What steps have you already taken to find an answer?
I searched stackoverflow but the solutions seem to be in base R rather than tidyverse that can be used in my cleaning pipechain.
Also just FYI in Tim’s two great solutions, the first one will specifically look for the letters ‘mmhg’ and remove them, while the second one is more generic and removes any letters with a regular expression that covers the whole alphabet and is case insensitive).

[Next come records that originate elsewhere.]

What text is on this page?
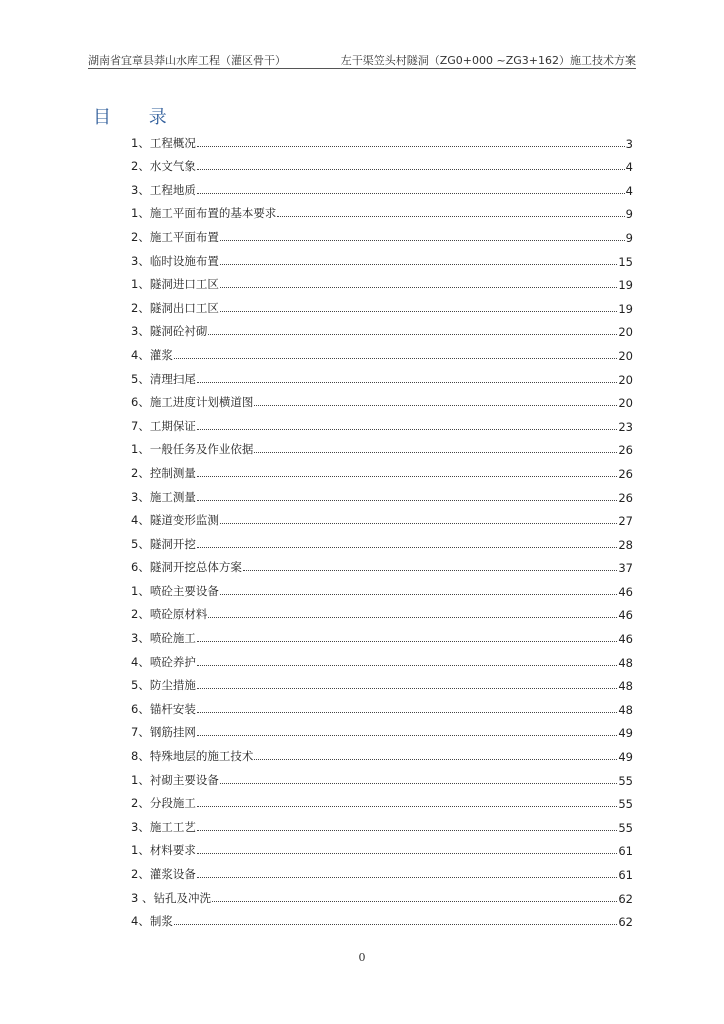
湖南省宜章县莽山水库工程（灌区骨干）	左干渠笠头村隧洞（ZG0+000 ~ZG3+162）施工技术方案
目 录
1、 工程概况	3
2、 水文气象	4
3、 工程地质	4
1、 施工平面布置的基本要求	9
2、 施工平面布置	9
3、 临时设施布置	15
1、 隧洞进口工区	19
2、 隧洞出口工区	19
3、 隧洞砼衬砌	20
4、 灌浆	20
5、 清理扫尾	20
6、 施工进度计划横道图	20
7、 工期保证	23
1、 一般任务及作业依据	26
2、 控制测量	26
3、 施工测量	26
4、 隧道变形监测	27
5、 隧洞开挖	28
6、 隧洞开挖总体方案	37
1、 喷砼主要设备	46
2、 喷砼原材料	46
3、 喷砼施工	46
4、 喷砼养护	48
5、 防尘措施	48
6、 锚杆安装	48
7、 钢筋挂网	49
8、 特殊地层的施工技术	49
1、 衬砌主要设备	55
2、 分段施工	55
3、 施工工艺	55
1、 材料要求	61
2、 灌浆设备	61
3 、 钻孔及冲洗	62
4、 制浆	62
0
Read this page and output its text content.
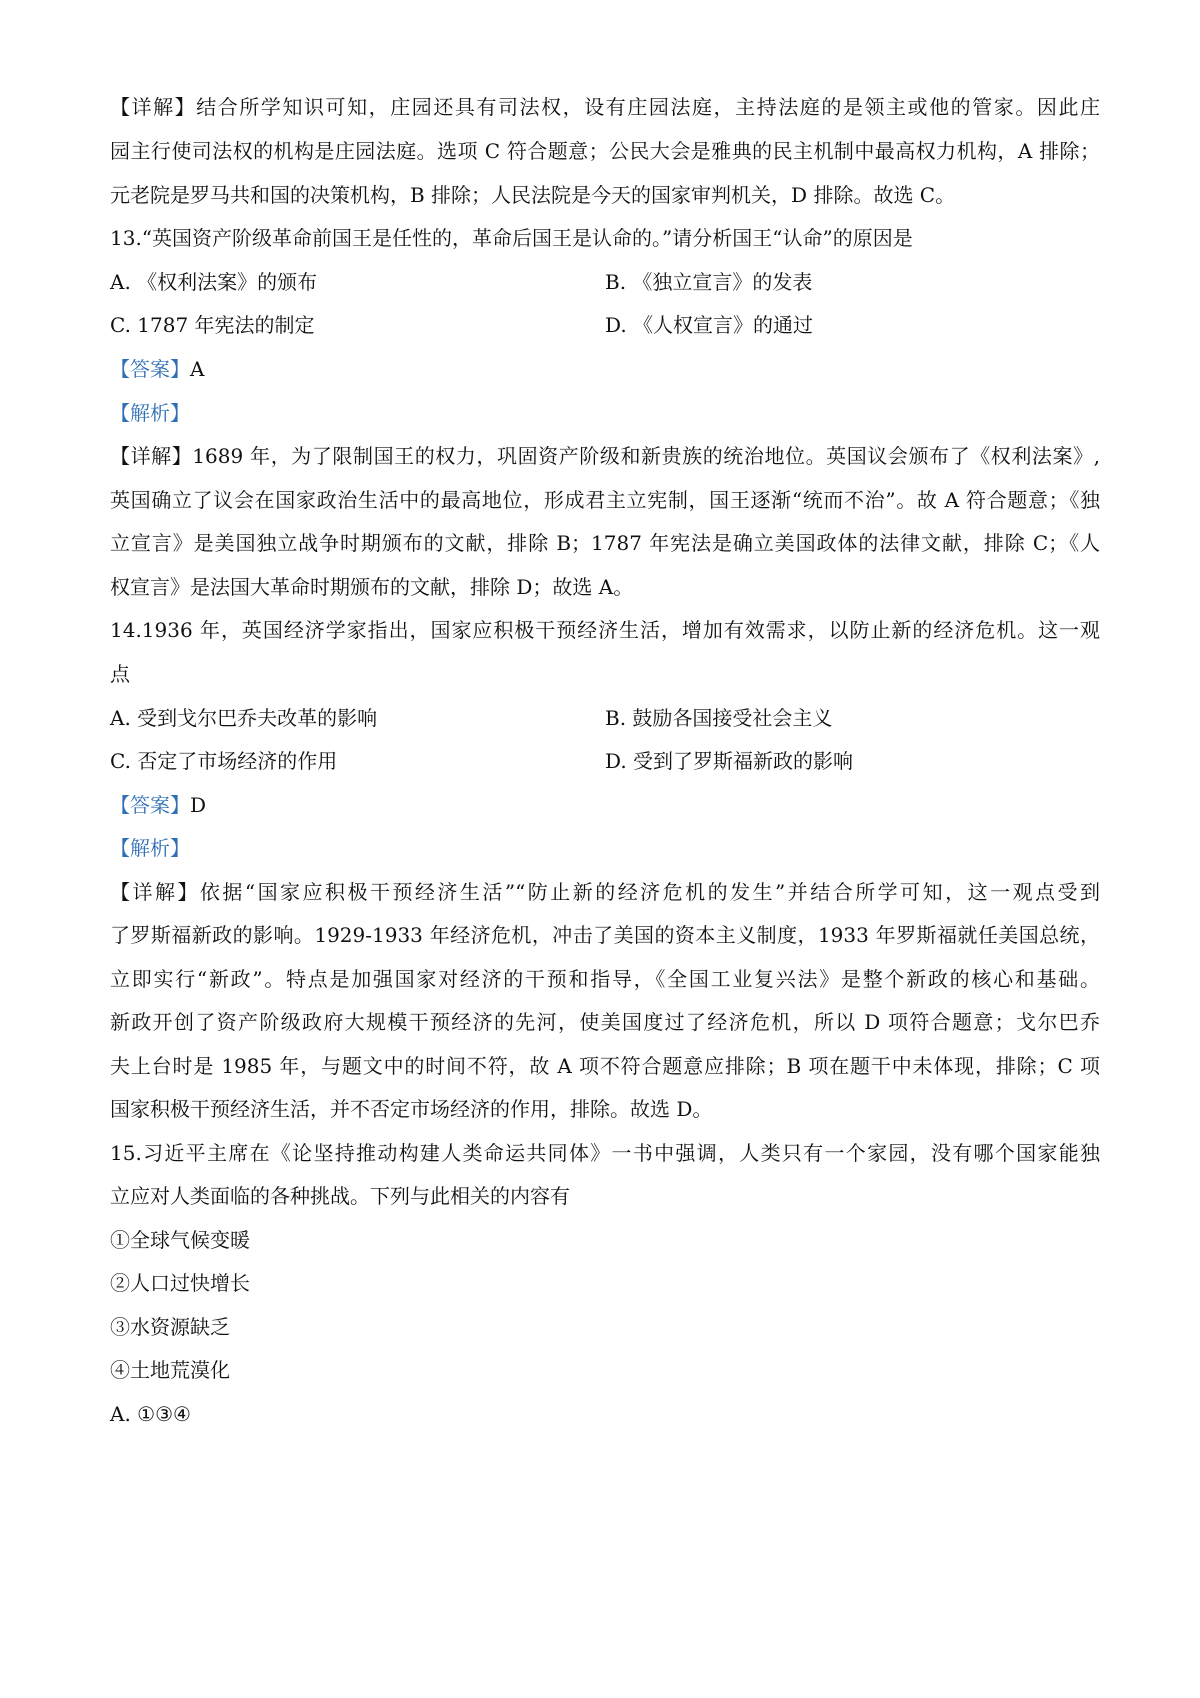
【详解】结合所学知识可知，庄园还具有司法权，设有庄园法庭，主持法庭的是领主或他的管家。因此庄
园主行使司法权的机构是庄园法庭。选项 C 符合题意；公民大会是雅典的民主机制中最高权力机构，A 排除；
元老院是罗马共和国的决策机构，B 排除；人民法院是今天的国家审判机关，D 排除。故选 C。
13.“英国资产阶级革命前国王是任性的，革命后国王是认命的。”请分析国王“认命”的原因是
A. 《权利法案》的颁布	B. 《独立宣言》的发表
C. 1787 年宪法的制定	D. 《人权宣言》的通过
【答案】A
【解析】
【详解】1689 年，为了限制国王的权力，巩固资产阶级和新贵族的统治地位。英国议会颁布了《权利法案》,
英国确立了议会在国家政治生活中的最高地位，形成君主立宪制，国王逐渐“统而不治”。故 A 符合题意；《独
立宣言》是美国独立战争时期颁布的文献，排除 B；1787 年宪法是确立美国政体的法律文献，排除 C；《人
权宣言》是法国大革命时期颁布的文献，排除 D；故选 A。
14.1936 年，英国经济学家指出，国家应积极干预经济生活，增加有效需求，以防止新的经济危机。这一观
点
A. 受到戈尔巴乔夫改革的影响	B. 鼓励各国接受社会主义
C. 否定了市场经济的作用	D. 受到了罗斯福新政的影响
【答案】D
【解析】
【详解】依据“国家应积极干预经济生活”“防止新的经济危机的发生”并结合所学可知，这一观点受到
了罗斯福新政的影响。1929-1933 年经济危机，冲击了美国的资本主义制度，1933 年罗斯福就任美国总统，
立即实行“新政”。特点是加强国家对经济的干预和指导，《全国工业复兴法》是整个新政的核心和基础。
新政开创了资产阶级政府大规模干预经济的先河，使美国度过了经济危机，所以 D 项符合题意；戈尔巴乔
夫上台时是 1985 年，与题文中的时间不符，故 A 项不符合题意应排除；B 项在题干中未体现，排除；C 项
国家积极干预经济生活，并不否定市场经济的作用，排除。故选 D。
15.习近平主席在《论坚持推动构建人类命运共同体》一书中强调，人类只有一个家园，没有哪个国家能独
立应对人类面临的各种挑战。下列与此相关的内容有
①全球气候变暖
②人口过快增长
③水资源缺乏
④土地荒漠化
A. ①③④
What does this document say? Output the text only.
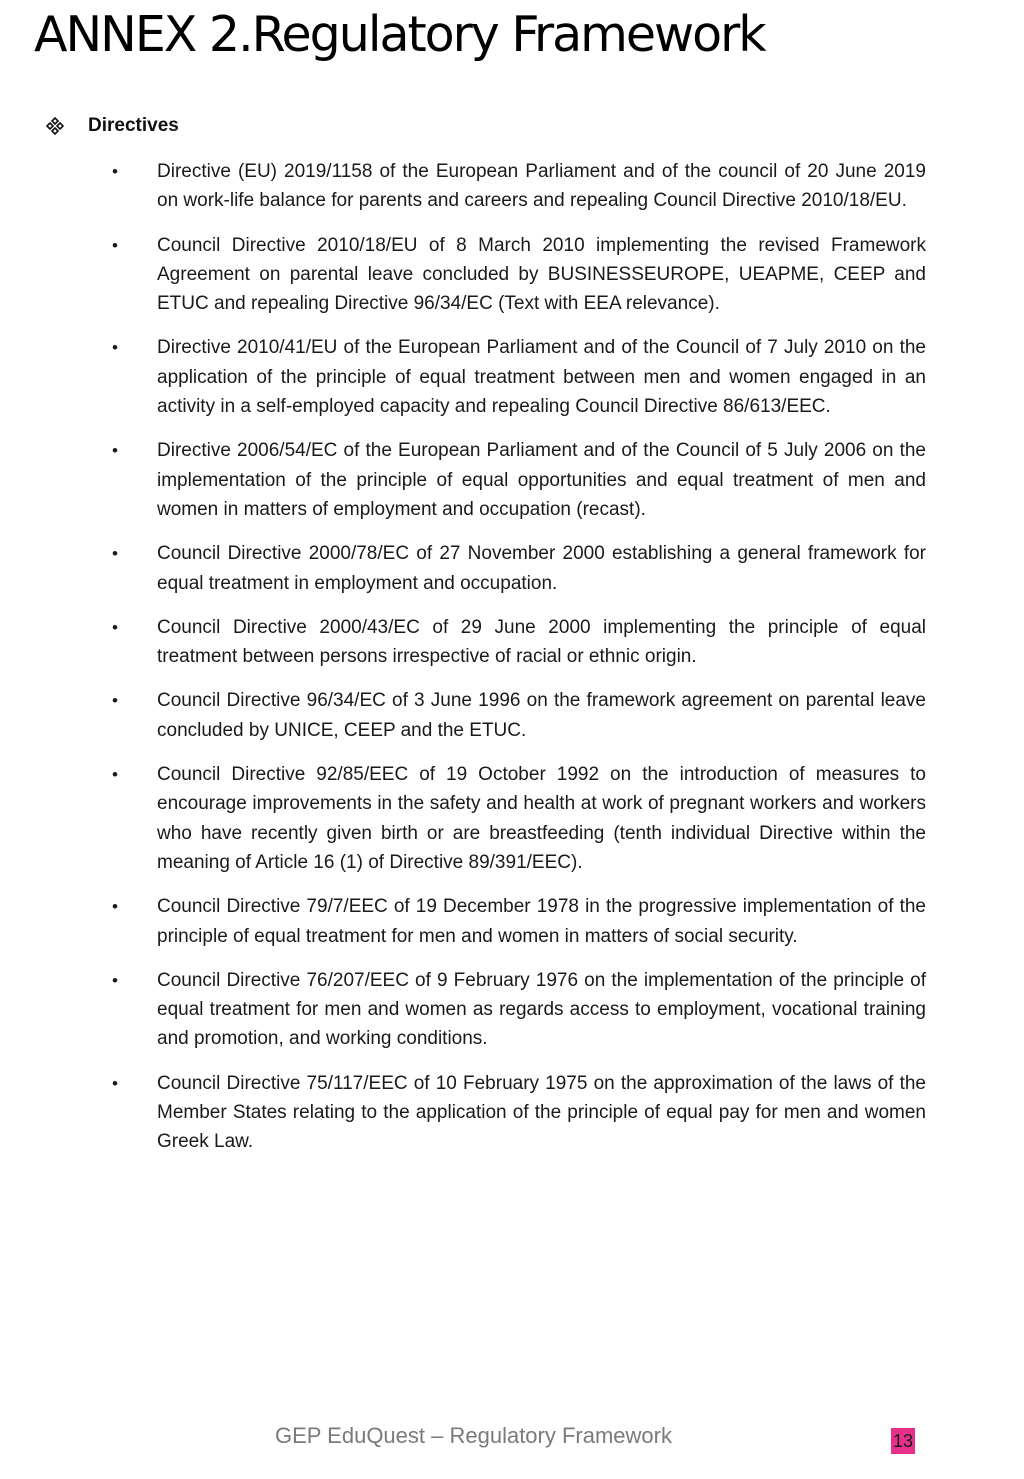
ANNEX 2.Regulatory Framework
Directives
• Directive (EU) 2019/1158 of the European Parliament and of the council of 20 June 2019 on work-life balance for parents and careers and repealing Council Directive 2010/18/EU.
• Council Directive 2010/18/EU of 8 March 2010 implementing the revised Framework Agreement on parental leave concluded by BUSINESSEUROPE, UEAPME, CEEP and ETUC and repealing Directive 96/34/EC (Text with EEA relevance).
• Directive 2010/41/EU of the European Parliament and of the Council of 7 July 2010 on the application of the principle of equal treatment between men and women engaged in an activity in a self-employed capacity and repealing Council Directive 86/613/EEC.
• Directive 2006/54/EC of the European Parliament and of the Council of 5 July 2006 on the implementation of the principle of equal opportunities and equal treatment of men and women in matters of employment and occupation (recast).
• Council Directive 2000/78/EC of 27 November 2000 establishing a general framework for equal treatment in employment and occupation.
• Council Directive 2000/43/EC of 29 June 2000 implementing the principle of equal treatment between persons irrespective of racial or ethnic origin.
• Council Directive 96/34/EC of 3 June 1996 on the framework agreement on parental leave concluded by UNICE, CEEP and the ETUC.
• Council Directive 92/85/EEC of 19 October 1992 on the introduction of measures to encourage improvements in the safety and health at work of pregnant workers and workers who have recently given birth or are breastfeeding (tenth individual Directive within the meaning of Article 16 (1) of Directive 89/391/EEC).
• Council Directive 79/7/EEC of 19 December 1978 in the progressive implementation of the principle of equal treatment for men and women in matters of social security.
• Council Directive 76/207/EEC of 9 February 1976 on the implementation of the principle of equal treatment for men and women as regards access to employment, vocational training and promotion, and working conditions.
• Council Directive 75/117/EEC of 10 February 1975 on the approximation of the laws of the Member States relating to the application of the principle of equal pay for men and women Greek Law.
GEP EduQuest – Regulatory Framework	13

Hi Tim, Amy, and Jorge! Thank you for the elegant solutions. I ended up doing something like this, since I didn’t know str_remove() or str_remove_all() commands exist. I also didn’t know that you could nest the different str_ commands like str_squish(str_remove(
Comparing @machupovirus and @jestrada 's solutions, it seems that they are the opposite of each other with str_remove_all() specifying what to remove (in this case, the string “mmHg”) while str_extract() specifies what to retain (the actual measurement)?
Can you elaborate on the regex portion, specifically the {2,3} in the str_extract? Does it mean it will retain numeric values (0-9) that are 2-3 digits in length (so 10-999)?